Add V4L2 device permissions on x86 CrOS which has ozone flag

content/common/sandbox_linux/bpf_gpu_policy_linux.cc

Index: content/common/sandbox_linux/bpf_gpu_policy_linux.cc
diff --git a/content/common/sandbox_linux/bpf_gpu_policy_linux.cc b/content/common/sandbox_linux/bpf_gpu_policy_linux.cc
index 81d389e2ea2962fe9cfa0bce5113a14e54eb4dc5..0c239e87d2b4cb6a7326525683aa89c9518fee63 100644
--- a/content/common/sandbox_linux/bpf_gpu_policy_linux.cc
+++ b/content/common/sandbox_linux/bpf_gpu_policy_linux.cc
@@ -69,7 +69,15 @@ inline bool IsArchitectureI386() {
 }
 
 inline bool IsArchitectureArm() {
-#if defined(__arm__)
+#if defined(__arm__) || defined(__aarch64__)
+  return true;
+#else
+  return false;
+#endif
+}
+
+inline bool IsOzone() {
+#if defined(USE_OZONE)
   return true;
 #else
   return false;
@@ -129,6 +137,17 @@ intptr_t GpuSIGSYS_Handler(const struct arch_seccomp_data& args,
   }
 }
 
+void AddV4L2GpuWhitelist(std::vector<BrokerFilePermission>* permissions) {
+  // Device nodes for V4L2 video decode accelerator drivers.
+  static const char kDevVideoDecPath[] = "/dev/video-dec";
+
+  // Device nodes for V4L2 video encode accelerator drivers.

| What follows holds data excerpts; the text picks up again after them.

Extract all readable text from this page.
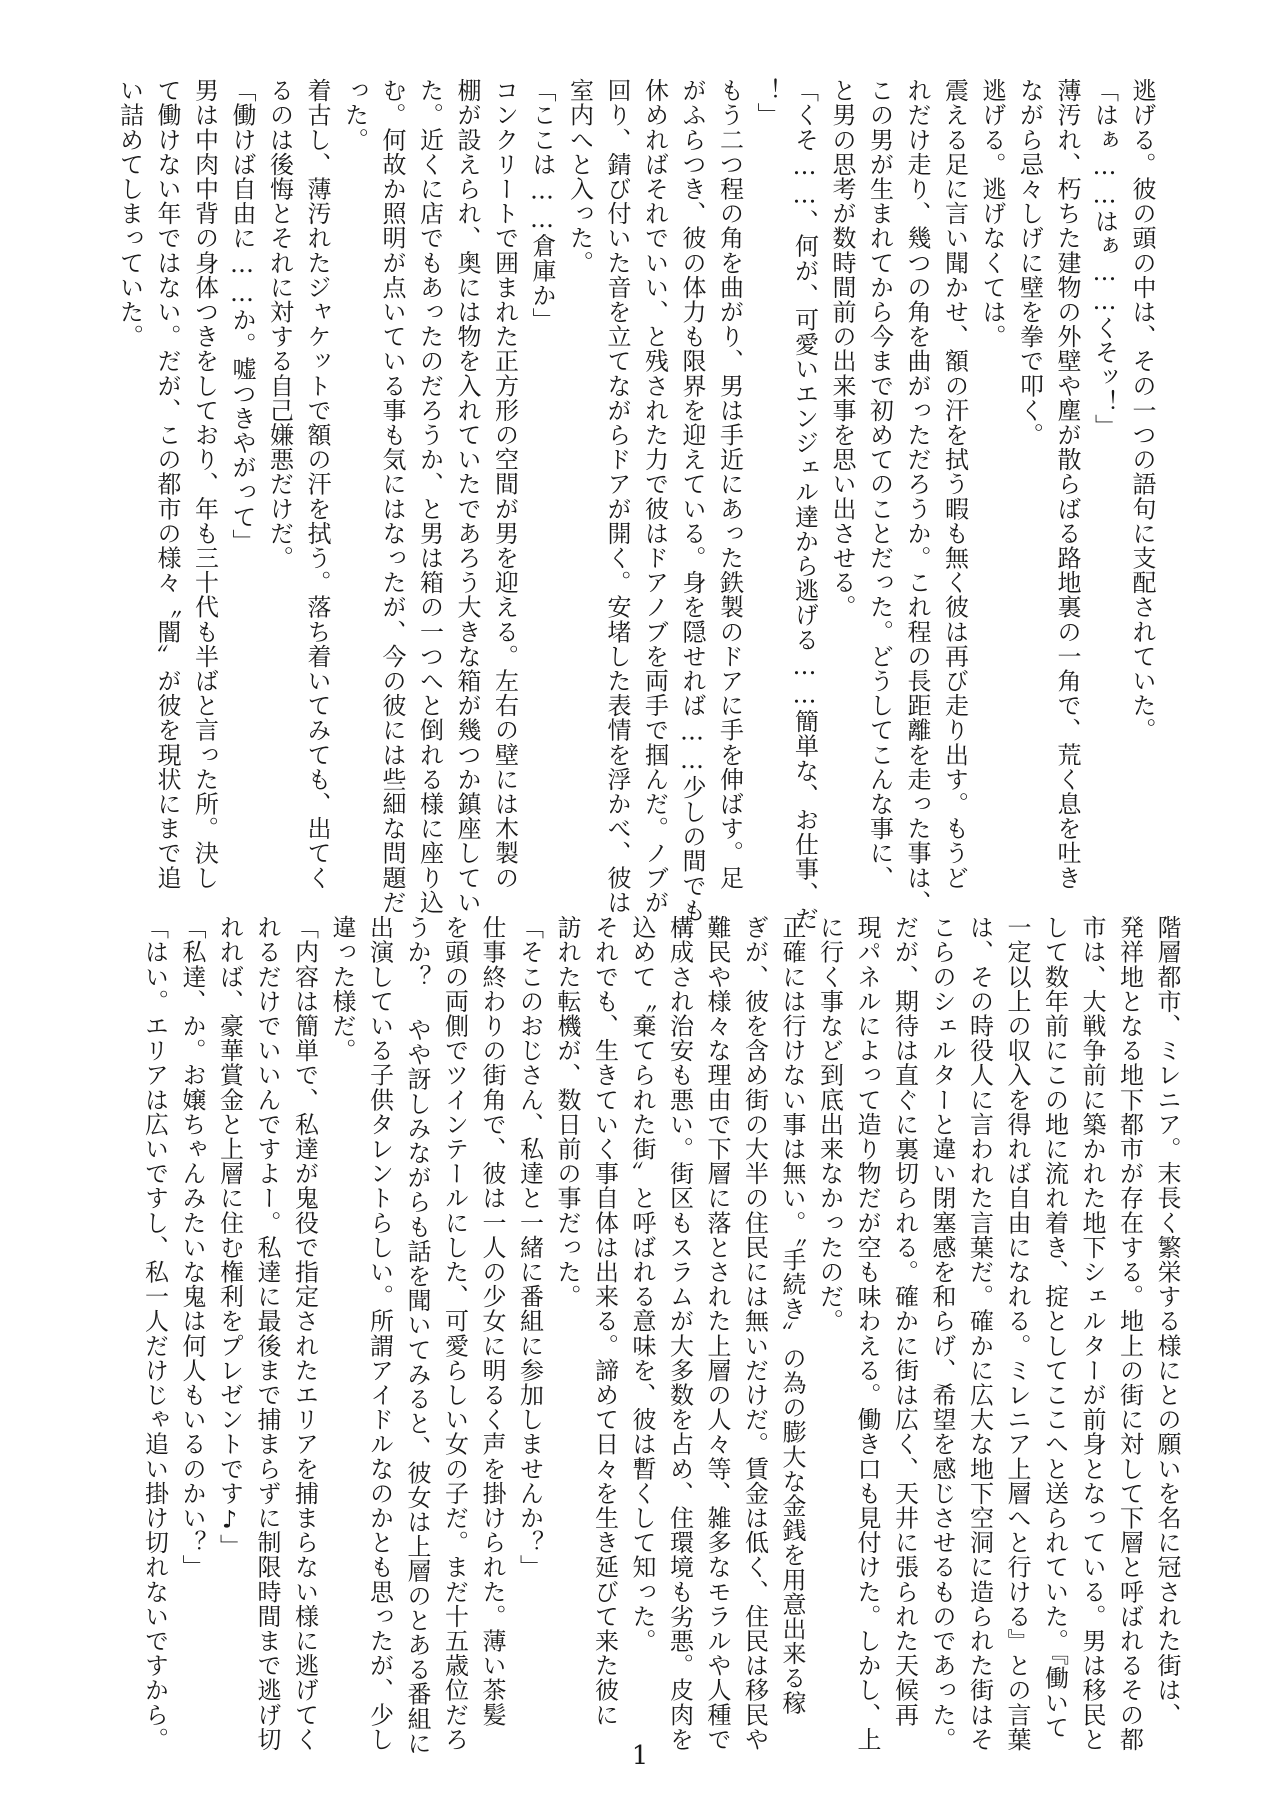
逃げる。彼の頭の中は、その一つの語句に支配されていた。

「はぁ……はぁ……くそッ！」

薄汚れ、朽ちた建物の外壁や塵が散らばる路地裏の一角で、荒く息を吐き

ながら忌々しげに壁を拳で叩く。

逃げる。逃げなくては。

震える足に言い聞かせ、額の汗を拭う暇も無く彼は再び走り出す。もうど

れだけ走り、幾つの角を曲がっただろうか。これ程の長距離を走った事は、

この男が生まれてから今まで初めてのことだった。どうしてこんな事に、

と男の思考が数時間前の出来事を思い出させる。

「くそ……、何が、可愛いエンジェル達から逃げる……簡単な、お仕事、だ

！」

もう二つ程の角を曲がり、男は手近にあった鉄製のドアに手を伸ばす。足

がふらつき、彼の体力も限界を迎えている。身を隠せれば……少しの間でも

休めればそれでいい、と残された力で彼はドアノブを両手で掴んだ。ノブが

回り、錆び付いた音を立てながらドアが開く。安堵した表情を浮かべ、彼は

室内へと入った。

「ここは……倉庫か」

コンクリートで囲まれた正方形の空間が男を迎える。左右の壁には木製の

棚が設えられ、奥には物を入れていたであろう大きな箱が幾つか鎮座してい

た。近くに店でもあったのだろうか、と男は箱の一つへと倒れる様に座り込

む。何故か照明が点いている事も気にはなったが、今の彼には些細な問題だ

った。

着古し、薄汚れたジャケットで額の汗を拭う。落ち着いてみても、出てく

るのは後悔とそれに対する自己嫌悪だけだ。

「働けば自由に……か。嘘つきやがって」

男は中肉中背の身体つきをしており、年も三十代も半ばと言った所。決し

て働けない年ではない。だが、この都市の様々〝闇〟が彼を現状にまで追

い詰めてしまっていた。

階層都市、ミレニア。末長く繁栄する様にとの願いを名に冠された街は、

発祥地となる地下都市が存在する。地上の街に対して下層と呼ばれるその都

市は、大戦争前に築かれた地下シェルターが前身となっている。男は移民と

して数年前にこの地に流れ着き、掟としてここへと送られていた。『働いて

一定以上の収入を得れば自由になれる。ミレニア上層へと行ける』との言葉

は、その時役人に言われた言葉だ。確かに広大な地下空洞に造られた街はそ

こらのシェルターと違い閉塞感を和らげ、希望を感じさせるものであった。

だが、期待は直ぐに裏切られる。確かに街は広く、天井に張られた天候再

現パネルによって造り物だが空も味わえる。働き口も見付けた。しかし、上

に行く事など到底出来なかったのだ。

正確には行けない事は無い。〝手続き〟の為の膨大な金銭を用意出来る稼

ぎが、彼を含め街の大半の住民には無いだけだ。賃金は低く、住民は移民や

難民や様々な理由で下層に落とされた上層の人々等、雑多なモラルや人種で

構成され治安も悪い。街区もスラムが大多数を占め、住環境も劣悪。皮肉を

込めて〝棄てられた街〟と呼ばれる意味を、彼は暫くして知った。

それでも、生きていく事自体は出来る。諦めて日々を生き延びて来た彼に

訪れた転機が、数日前の事だった。

「そこのおじさん、私達と一緒に番組に参加しませんか？」

仕事終わりの街角で、彼は一人の少女に明るく声を掛けられた。薄い茶髪

を頭の両側でツインテールにした、可愛らしい女の子だ。まだ十五歳位だろ

うか？ やや訝しみながらも話を聞いてみると、彼女は上層のとある番組に

出演している子供タレントらしい。所謂アイドルなのかとも思ったが、少し

違った様だ。

「内容は簡単で、私達が鬼役で指定されたエリアを捕まらない様に逃げてく

れるだけでいいんですよー。私達に最後まで捕まらずに制限時間まで逃げ切

れれば、豪華賞金と上層に住む権利をプレゼントです♪」

「私達、か。お嬢ちゃんみたいな鬼は何人もいるのかい？」

「はい。エリアは広いですし、私一人だけじゃ追い掛け切れないですから。

1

+  static const char kDevVideoEncPath[] = "/dev/video-enc";
+
+  permissions->push_back(BrokerFilePermission::ReadWrite(kDevVideoDecPath));
+  permissions->push_back(BrokerFilePermission::ReadWrite(kDevVideoEncPath));
+}
+
 class GpuBrokerProcessPolicy : public GpuProcessPolicy {
  public:
   static sandbox::bpf_dsl::Policy* Create() {
@@ -300,6 +319,8 @@ void GpuProcessPolicy::InitGpuBrokerProcess(
   if (!IsChromeOS()) {
     permissions.push_back(
         BrokerFilePermission::ReadWriteCreateUnlinkRecursive(kDevShm));
+  } else if (IsArchitectureArm() || IsOzone()){
+    AddV4L2GpuWhitelist(&permissions);
   }
 
   // Add eventual extra files from permissions_extra.